I knew that it wasn’t about to be an upbeat tour, but I had no idea that the next three hours were about to be some of the most eye opening and truly upsetting hours of my life. I told my parents the day before that I would be touring Auschwitz the following day and I was told to mentally prepare. While I was sure that the tour was not going to the most lighthearted thing I’d ever do, I couldn’t have ever expected just how horrifying it would be.
Upon entering Auschwitz the first thing I saw was the gate that said “Arbeit Macht Frei” which translates to “work makes you free”. It was surrounded by barbed wire and watch tours and it was in that moment it became so incredibly clear to me how tragic a place I was about to enter. This sign, I then realized, while to me signified the beginning of a tour, signified to many before me that they were headed to a concentration camp with no definite departure date. It became clear to me that this tour was about to be so much more that about how I felt, rather it was about to be a slap in the face reminding me of our planet’s horrific past. Any pain I would feel would be trivial in comparison to the pain felt here in the 1940’s.
We went from barrack to barrack viewing the memorial that had been created inside. Each barrack held something different. Some held pictures showing prisoners getting off a train, being separated, and being sent to either work or immediate death. It was shocking to see exactly how methodical the whole process was. I was numbed by all the hatred that this place held. It was horrifying to see pictures but it got so much more real when we saw rooms full of leftover suitcases, shoes, and even hair from all those murdered in this place. We saw dungeons where people were placed to starve or to stand until exhaustion. Each room became more and more horrifying. There was no end to the pain that the Nazi’s created in this space.
We ended the tour of Auschwitz I at the gas chambers. There is only one still standing as after the camps were liberated the Nazi’s tried to cover their trail and destroy the place they destroyed so many lives prior. No words. The scratch marks on the walls, the incinerator in the room right over, it was all so much to process. Many tears were shed in this spot, but how could you not shed tears in a place that claimed the lives of thousands in one of the most horrific ways possible? How could you not be upset that our world ever thought that it was acceptable to do that?
Learning about the holocaust in school is one thing, but seeing where it happened first hand was completely another.
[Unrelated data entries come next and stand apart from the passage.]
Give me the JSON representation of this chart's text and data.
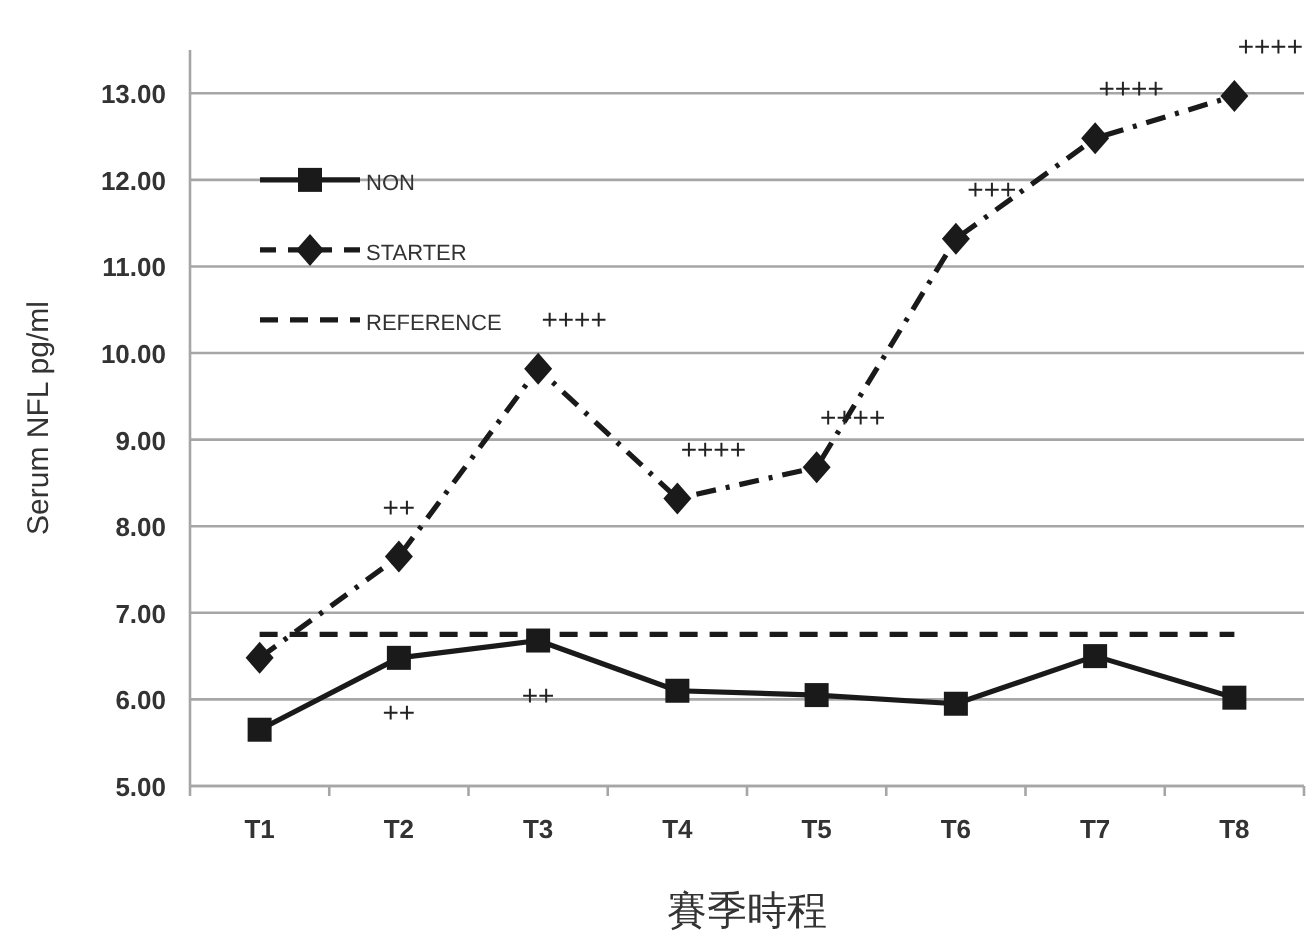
{
  "chart_data": {
    "type": "line",
    "xlabel": "賽季時程",
    "ylabel": "Serum NFL pg/ml",
    "categories": [
      "T1",
      "T2",
      "T3",
      "T4",
      "T5",
      "T6",
      "T7",
      "T8"
    ],
    "series": [
      {
        "name": "NON",
        "color": "#1a1a1a",
        "values": [
          5.65,
          6.48,
          6.68,
          6.1,
          6.05,
          5.95,
          6.5,
          6.02
        ],
        "marker": "square",
        "line_style": "solid"
      },
      {
        "name": "STARTER",
        "color": "#1a1a1a",
        "values": [
          6.48,
          7.65,
          9.82,
          8.32,
          8.68,
          11.32,
          12.48,
          12.97
        ],
        "marker": "diamond",
        "line_style": "dashdot"
      },
      {
        "name": "REFERENCE",
        "color": "#1a1a1a",
        "values": [
          6.75,
          6.75,
          6.75,
          6.75,
          6.75,
          6.75,
          6.75,
          6.75
        ],
        "marker": "none",
        "line_style": "dashed"
      }
    ],
    "annotations": [
      {
        "text": "++",
        "x": "T2",
        "y": 7.65
      },
      {
        "text": "++",
        "x": "T2",
        "y": 6.48
      },
      {
        "text": "++",
        "x": "T3",
        "y": 6.68
      },
      {
        "text": "++++",
        "x": "T3",
        "y": 9.82
      },
      {
        "text": "++++",
        "x": "T4",
        "y": 8.32
      },
      {
        "text": "++++",
        "x": "T5",
        "y": 8.68
      },
      {
        "text": "+++",
        "x": "T6",
        "y": 11.32
      },
      {
        "text": "++++",
        "x": "T7",
        "y": 12.48
      },
      {
        "text": "++++",
        "x": "T8",
        "y": 12.97
      }
    ],
    "ylim": [
      5,
      13.5
    ],
    "yticks": [
      {
        "value": 5,
        "label": "5.00"
      },
      {
        "value": 6,
        "label": "6.00"
      },
      {
        "value": 7,
        "label": "7.00"
      },
      {
        "value": 8,
        "label": "8.00"
      },
      {
        "value": 9,
        "label": "9.00"
      },
      {
        "value": 10,
        "label": "10.00"
      },
      {
        "value": 11,
        "label": "11.00"
      },
      {
        "value": 12,
        "label": "12.00"
      },
      {
        "value": 13,
        "label": "13.00"
      }
    ],
    "grid": "y",
    "legend": "top left"
  }
}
We moved on to Auschwitz-Birkenau, which more than anything else showed the scale of just how large the camp was. The barracks continued on for kilometers and we only saw the ruins for much of it. We walked to the ruins of the other gas chambers and saw the memorial that had been created in those grounds. Surrounding this entire area was the ashes of over a million who had been sent to the extermination camp. The memorial created for this area read, “For ever let this place be a cry of despair and a warning to humanity where the Nazis murdered about one and a half million me, women, and children, mainly Jews from various countries of Europe”. Despair was one of the only fitting words to describe the area. It was clear to see the train tracks, which brought people in from all over Europe to this camp and how close the tracks stopped to the gas chambers. Being sent there was immediate after getting off the train, and if it wasn’t immediate that meant that you would be forced to live in one of the many barracks that were poorly built and even more poorly maintained.
While it was completely horrifying to see the concentration and extermination camp, I wouldn’t go back and undo going on the tour. Being there and seeing exactly what terrible things humanity is capable of is necessary to make sure that we don’t repeat it. Hatred will get us nowhere, this camp as evidence. I was hesitant to write about my experience on the tour, but someone has to talk about it. We can't avoid a conversation because it makes us uncomfortable. Someone has to remind us of our past otherwise, as George Santayana said, “Those who do not remember the past are condemned to repeat it”. And this is something we simply cannot ever repeat. This tour shattered my perspective of the world once again, but it is still a tour I would recommend to anyone in a heartbeat. In order to improve our world we need to understand where we come from so that we can head in a better direction.